The playful ambiguity of the wine metaphor
In "Halt aus in der Nacht bis zum Wein" ("Endure in the night until the wine") Kurt Scharf, a cultural mediator and literary translator, tackles poems by 32 contemporary Iranian poets. The title of the anthology comes from a verse by a poet from Shiraz, Mansour Oudji, and plays on the playful ambiguity of the wine metaphor in Persian poetry. In Persian, wine can be earthly – intoxicating wine, made from grapes – or a symbol of love, or even of mystical rapture.
Scharf has been making a name for himself since the 1990s as one of the few German translators from Persian, most recently with several novels by the Iranian writer Amir Hassan Cheheltan. Scharf has also brought literature into German from the Latin American varieties of Spanish and Portuguese. However, in comparison to translating the Persian verses, he says: "At the moment I am working on a translation of a Brazilian novel, and finding it a very restorative project."
The poets in this volume, which is published by the Bremen-based Sujet-Verlag, are part of the pre-revolutionary generation, and the pinnacle of their careers came in the two Pahlavi eras. A few have already died, but some still live in the Islamic Republic, while others have been living in exile for many years.
The book is devoted to a movement in Persian poetry which is much less well-known in the West than the great classics by Hafez and Rumi. To provide a little background: the 20th century was an age of innovation and radical literary change for Persian poetry. Pioneers like Nima Yushij (1897-1960) reformed the language of poetry and wove new kinds of metaphors into their poems.
Escaping the corset of classical poetry
But above all, the she'r-e nou movement, with Yushij as its figurehead – the "new poetry" – was an escape from the corset of the classical schemata of rhyme and metre prescribed by a poetic tradition stretching back hundreds of years. In this freer poetry, which rapidly came to the fore, metre and line length could vary within a single poem. Grammar was no longer taken quite so seriously, either. Now, the dominant themes weren’t just mysticism or love, but often political or social criticism.
Although translations of some individual poets do already exist in German, Scharf’s anthology also gives a German readership access for the first time to the works of some lesser-known poets. This alone is a great service, bringing multi-faceted Iranian lyric poetry closer to us.
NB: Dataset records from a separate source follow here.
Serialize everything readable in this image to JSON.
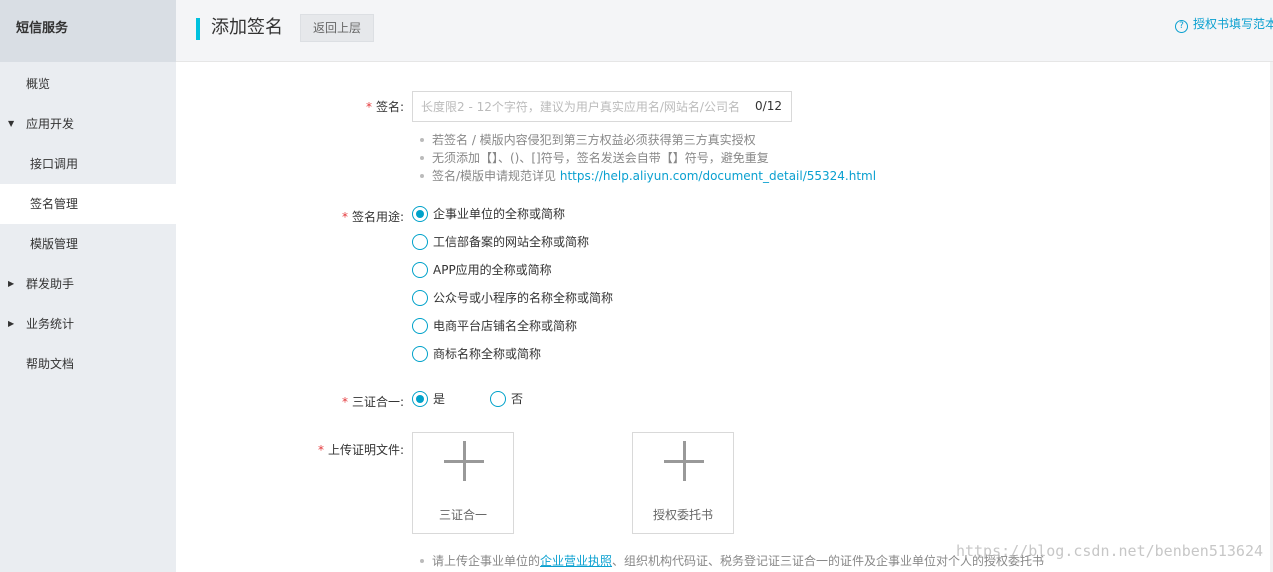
{
  "sidebar": {
    "title": "短信服务",
    "items": [
      {
        "label": "概览"
      },
      {
        "label": "应用开发",
        "caret": "▼"
      },
      {
        "label": "接口调用"
      },
      {
        "label": "签名管理"
      },
      {
        "label": "模版管理"
      },
      {
        "label": "群发助手",
        "caret": "▶"
      },
      {
        "label": "业务统计",
        "caret": "▶"
      },
      {
        "label": "帮助文档"
      }
    ],
    "active_item": "签名管理"
  },
  "header": {
    "title": "添加签名",
    "back_label": "返回上层",
    "help_icon": "?",
    "help_link": "授权书填写范本"
  },
  "form": {
    "required_mark": "*",
    "sign": {
      "label": "签名:",
      "placeholder": "长度限2 - 12个字符，建议为用户真实应用名/网站名/公司名",
      "value": "",
      "counter": "0/12",
      "tips": [
        "若签名 / 模版内容侵犯到第三方权益必须获得第三方真实授权",
        "无须添加【】、()、[]符号，签名发送会自带【】符号，避免重复"
      ],
      "tip_link_prefix": "签名/模版申请规范详见 ",
      "tip_link": "https://help.aliyun.com/document_detail/55324.html"
    },
    "usage": {
      "label": "签名用途:",
      "options": [
        "企事业单位的全称或简称",
        "工信部备案的网站全称或简称",
        "APP应用的全称或简称",
        "公众号或小程序的名称全称或简称",
        "电商平台店铺名全称或简称",
        "商标名称全称或简称"
      ],
      "selected": "企事业单位的全称或简称"
    },
    "three_in_one": {
      "label": "三证合一:",
      "options": [
        "是",
        "否"
      ],
      "selected": "是"
    },
    "upload": {
      "label": "上传证明文件:",
      "boxes": [
        "三证合一",
        "授权委托书"
      ],
      "plus_icon": "plus-icon"
    },
    "bottom_tip_prefix": "请上传企事业单位的",
    "bottom_tip_link": "企业营业执照",
    "bottom_tip_suffix": "、组织机构代码证、税务登记证三证合一的证件及企事业单位对个人的授权委托书"
  },
  "watermark": "https://blog.csdn.net/benben513624",
  "colors": {
    "accent": "#00c1de",
    "link": "#0aa0d0",
    "required": "#e4393c",
    "radio": "#00a2ca"
  }
}
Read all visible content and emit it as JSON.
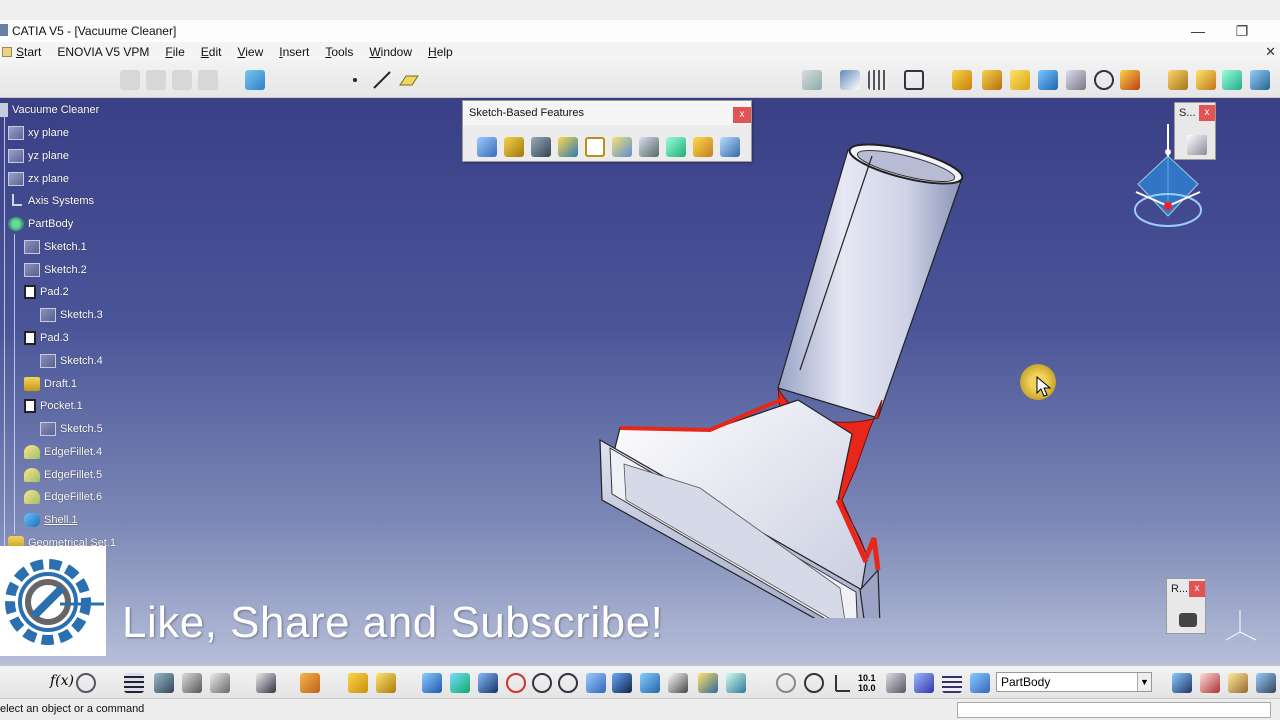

Scharf takes pains to stay as close as possible to the original in his translations. And in doing so, he pushes the linguistic freedoms that poetry affords to the limits. The style of each poet is still recognisable in the verses – from the simple, meditative language of Sohrab Sepehri to the bold intensity, scandalous at the time, of the poet and pioneer of emancipation Forough Farrokhzad.
Readers who engage with the poets’ imaginative worlds and stylistic quirks, which also transport the German language, will not be troubled by the fact that the language of the translation sometimes appears less poetic, and occasionally even pedestrian. In many poems, however, Scharf has managed to retain the rhymes and thereby convey something of the linguistic beauty of the Persian original. In this melancholic roba'i, or four-liner, for instance – a form characteristic of the work of the poet Mehdi Akhawan Sales: Es kam der Tod und fragte nach der lieben Seele mein. / Er forderte, was sie gewann und was ihr fehlte, ein. / Ich lebte einst den Freuden und gab alles für sie hin; / Und er zog nur den Leib, nur eine leere Hülle ein. (Death came and asked for my dear soul. / He claimed what it had gained and what it lacked. / I once lived for joy and gave everything for it; / And all he seized was the body, the empty husk.)
The voice of the translator comes through
The observant reader will doubtless notice how diligently Scharf has searched for the most fitting expressions in the translation – an endless balancing act, in which ultimately the voice of the translator can also be heard. At the same time, though, the reader is carried along by the translator’s enthusiasm for the legacy of Persian poetry. "Goethe himself, who declared 200 years ago that the hour of world literature had come, gave a place of honour to Persian lyric poetry within that literature," says Kurt Scharf.
Scharf has been working for the Goethe Institut since 1969, in locations in Latin America, Europe and western Asia. He was the deputy director of the Institut in Tehran from 1973 to 1979, before moving to the Brazilian branch until the mid-1980s. He then spent a few years in Berlin, where he headed the "Literature, Society and Science" section at the Haus der Kulturen der Welt. From 1994 to 1999, Scharf was the director of the Goethe Institut in Istanbul, followed by the Lisbon branch until 2005.
In his afterword to the poetry anthology, Scharf gives the reader a revealing impression of the historical climate he experienced in Tehran towards the end of the 1970s. At that time, Scharf got to know some of the Iranian poets in his book personally.
On "Ten Evenings" in October 1977, the writers’ association that had been banned under the last Shah and the Tehran Goethe Institut together put on the largest literary event in Iranian history. For the 66 poets and authors who took part, these evenings became a forum for demonstrating against the restrictions to freedom under the Pahlavi regime.
"In the time before the last Shah fled, the poets were the Maitres-Penseurs of Iran, setting the country’s intellectual climate; and the Iranians’ artistic will was concentrated on poetry in a way we can scarcely imagine. That was a formative experience for me," Scharf says, looking back. With this anthology, he now gives us an impression of the extraordinary role that Persian poetry has played as a melting pot of various schools of thought, and also of the unusual relationship that Iranians still have to their poetry.